APELAÇÃO CÍVEL (198) Nº 0843035-35.2021.8.18.0140
APELANTE: ITAMAR DA SILVA ANDRADE
Advogado(s) do reclamante: RICARDO ILTON CORREIA DOS SANTOS
APELADO: EQUATORIAL PIAUI DISTRIBUIDORA DE ENERGIA S.A
Advogado(s) do reclamado: DECIO FLAVIO GONCALVES TORRES FREIRE REGISTRADO(A) CIVILMENTE COMO DECIO FLAVIO GONCALVES TORRES FREIRE, RAUL MANUEL GONCALVES PEREIRA REGISTRADO(A) CIVILMENTE COMO RAUL MANUEL GONCALVES PEREIRA
RELATOR(A): Desembargador JOÃO GABRIEL FURTADO BAPTISTA

 

 

EMENTA

 

Ementa: DIREITO ADMINISTRATIVO E DO CONSUMIDOR. APELAÇÃO CÍVEL. CONCESSIONÁRIA DE ENERGIA ELÉTRICA. ALEGADA FALHA NA PRESTAÇÃO DO SERVIÇO. DANO MORAL NÃO CONFIGURADO. AUSÊNCIA DE PROVA. FORÇA MAIOR. RECURSO DESPROVIDO.

I. CASO EM EXAME

  1. Apelação cível em ação indenizatória na qual os autores buscam a reforma da sentença de improcedência, alegando falha na prestação do serviço público de fornecimento de energia elétrica e pleiteando indenização por danos morais.

II. QUESTÃO EM DISCUSSÃO

  1. A questão em discussão consiste em definir se a alegada interrupção no fornecimento de energia elétrica caracteriza falha na prestação do serviço apta a ensejar indenização por danos morais.

III. RAZÕES DE DECIDIR

  1. A responsabilidade civil das concessionárias de serviço público é objetiva, nos termos do art. 37, § 6º, da Constituição Federal.

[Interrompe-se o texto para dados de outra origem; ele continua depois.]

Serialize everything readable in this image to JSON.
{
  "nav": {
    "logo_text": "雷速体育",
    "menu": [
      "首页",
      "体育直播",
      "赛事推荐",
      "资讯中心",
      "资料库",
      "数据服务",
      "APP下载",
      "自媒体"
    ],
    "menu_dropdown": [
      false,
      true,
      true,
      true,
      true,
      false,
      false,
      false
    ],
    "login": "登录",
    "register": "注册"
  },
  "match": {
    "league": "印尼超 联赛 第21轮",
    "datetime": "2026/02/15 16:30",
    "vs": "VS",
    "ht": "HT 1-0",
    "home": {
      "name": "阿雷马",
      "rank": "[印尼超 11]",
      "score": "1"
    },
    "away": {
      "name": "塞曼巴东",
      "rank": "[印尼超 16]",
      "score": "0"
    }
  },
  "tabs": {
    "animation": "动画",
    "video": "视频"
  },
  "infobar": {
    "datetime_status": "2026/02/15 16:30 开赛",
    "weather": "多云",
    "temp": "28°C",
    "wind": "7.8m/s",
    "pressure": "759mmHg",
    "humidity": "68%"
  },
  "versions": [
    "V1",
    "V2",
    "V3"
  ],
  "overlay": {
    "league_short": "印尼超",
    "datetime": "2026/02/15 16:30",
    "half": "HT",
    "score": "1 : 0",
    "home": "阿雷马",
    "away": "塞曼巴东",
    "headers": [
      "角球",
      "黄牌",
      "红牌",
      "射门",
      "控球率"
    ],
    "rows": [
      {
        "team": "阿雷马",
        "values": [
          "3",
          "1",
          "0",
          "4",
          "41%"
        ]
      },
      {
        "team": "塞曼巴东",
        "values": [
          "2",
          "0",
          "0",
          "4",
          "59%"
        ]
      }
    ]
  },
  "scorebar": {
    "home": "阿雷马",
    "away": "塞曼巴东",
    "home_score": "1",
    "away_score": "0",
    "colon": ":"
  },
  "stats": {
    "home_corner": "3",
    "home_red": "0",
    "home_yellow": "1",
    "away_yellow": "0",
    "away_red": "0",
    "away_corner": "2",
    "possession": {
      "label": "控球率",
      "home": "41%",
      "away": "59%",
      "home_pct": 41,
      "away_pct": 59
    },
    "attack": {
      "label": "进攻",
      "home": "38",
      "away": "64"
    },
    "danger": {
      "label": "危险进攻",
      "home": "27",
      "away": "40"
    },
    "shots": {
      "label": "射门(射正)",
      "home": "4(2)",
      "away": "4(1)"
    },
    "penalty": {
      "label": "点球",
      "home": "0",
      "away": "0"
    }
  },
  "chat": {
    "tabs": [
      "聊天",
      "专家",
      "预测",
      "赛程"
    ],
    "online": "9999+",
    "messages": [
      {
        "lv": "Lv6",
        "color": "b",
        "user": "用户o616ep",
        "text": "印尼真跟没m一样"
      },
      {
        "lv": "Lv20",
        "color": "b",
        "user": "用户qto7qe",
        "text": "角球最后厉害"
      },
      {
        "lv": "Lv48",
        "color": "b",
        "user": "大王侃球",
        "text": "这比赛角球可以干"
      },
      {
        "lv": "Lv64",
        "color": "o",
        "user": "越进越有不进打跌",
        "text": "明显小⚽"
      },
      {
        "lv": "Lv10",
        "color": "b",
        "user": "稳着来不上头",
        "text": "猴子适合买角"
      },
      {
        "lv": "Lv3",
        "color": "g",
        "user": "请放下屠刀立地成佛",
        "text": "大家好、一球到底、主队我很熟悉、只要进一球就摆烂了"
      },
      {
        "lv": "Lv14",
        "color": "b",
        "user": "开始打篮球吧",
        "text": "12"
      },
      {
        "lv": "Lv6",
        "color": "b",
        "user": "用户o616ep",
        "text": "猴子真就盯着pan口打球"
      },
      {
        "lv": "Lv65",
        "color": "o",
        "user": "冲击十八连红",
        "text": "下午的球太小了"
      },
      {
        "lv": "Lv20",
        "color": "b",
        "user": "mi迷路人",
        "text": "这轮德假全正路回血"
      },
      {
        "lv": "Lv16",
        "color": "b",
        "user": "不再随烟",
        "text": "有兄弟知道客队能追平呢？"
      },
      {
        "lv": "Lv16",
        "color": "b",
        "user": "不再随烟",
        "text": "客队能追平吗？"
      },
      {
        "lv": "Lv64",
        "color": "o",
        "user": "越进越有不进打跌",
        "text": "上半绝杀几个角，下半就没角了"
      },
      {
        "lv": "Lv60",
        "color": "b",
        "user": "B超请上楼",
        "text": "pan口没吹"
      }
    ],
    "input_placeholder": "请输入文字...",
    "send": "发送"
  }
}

  2. A interrupção do fornecimento de energia elétrica não configura dano moral presumido, sendo necessária a comprovação do efetivo abalo sofrido.

  3. Não houve comprovação da interrupção do serviço nem da duração alegada pelos autores.

  4. Eventos climáticos severos configuram força maior e afastam o nexo causal.

  5. Ausente prova mínima do dano moral, mantém-se a sentença de improcedência.

IV. DISPOSITIVO E TESE

  1. Recurso desprovido.

Tese de julgamento:

  1. A falha no fornecimento de energia elétrica não gera dano moral presumido sem prova do efetivo abalo.

  2. A força maior decorrente de evento climático afasta a responsabilidade da concessionária.

 

 

 

ACÓRDÃO

Vistos, relatados e discutidos estes autos em Plenário Virtual realizada de 13/02/2026 a 25/02/2026, acordam os componentes do(a) 4ª Câmara Especializada Cível do Tribunal de Justiça do Estado do Piauí, por unanimidade, conhecer e negar provimento ao recurso, nos termos do voto do(a) Relator(a).

 

Desembargador JOÃO GABRIEL FURTADO BAPTISTA

Relator

 

 

RELATÓRIO

 

APELAÇÃO CÍVEL (198) -0843035-35.2021.8.18.0140
Origem: 
APELANTE: ITAMAR DA SILVA ANDRADE 
Advogado do(a) APELANTE: RICARDO ILTON CORREIA DOS SANTOS - PI3047-A

APELADO: EQUATORIAL PIAUI DISTRIBUIDORA DE ENERGIA S.A
Advogados do(a) APELADO: DECIO FLAVIO GONCALVES TORRES FREIRE - PI7369-A, RAUL MANUEL GONCALVES PEREIRA - PI11168-A

RELATOR(A): Desembargador JOÃO GABRIEL FURTADO BAPTISTA

 

Trata-se de apelação interposta por ITAMAR DA SILVA ANDRADE, nos autos da ação de indenização por danos morais, ajuizada em face da EQUATORIAL PIAUI DISTRIBUIDORA DE ENERGIA S.A., ora apelada, a fim de reformar a sentença que julgou improcedentes os pedidos veiculados na exordial.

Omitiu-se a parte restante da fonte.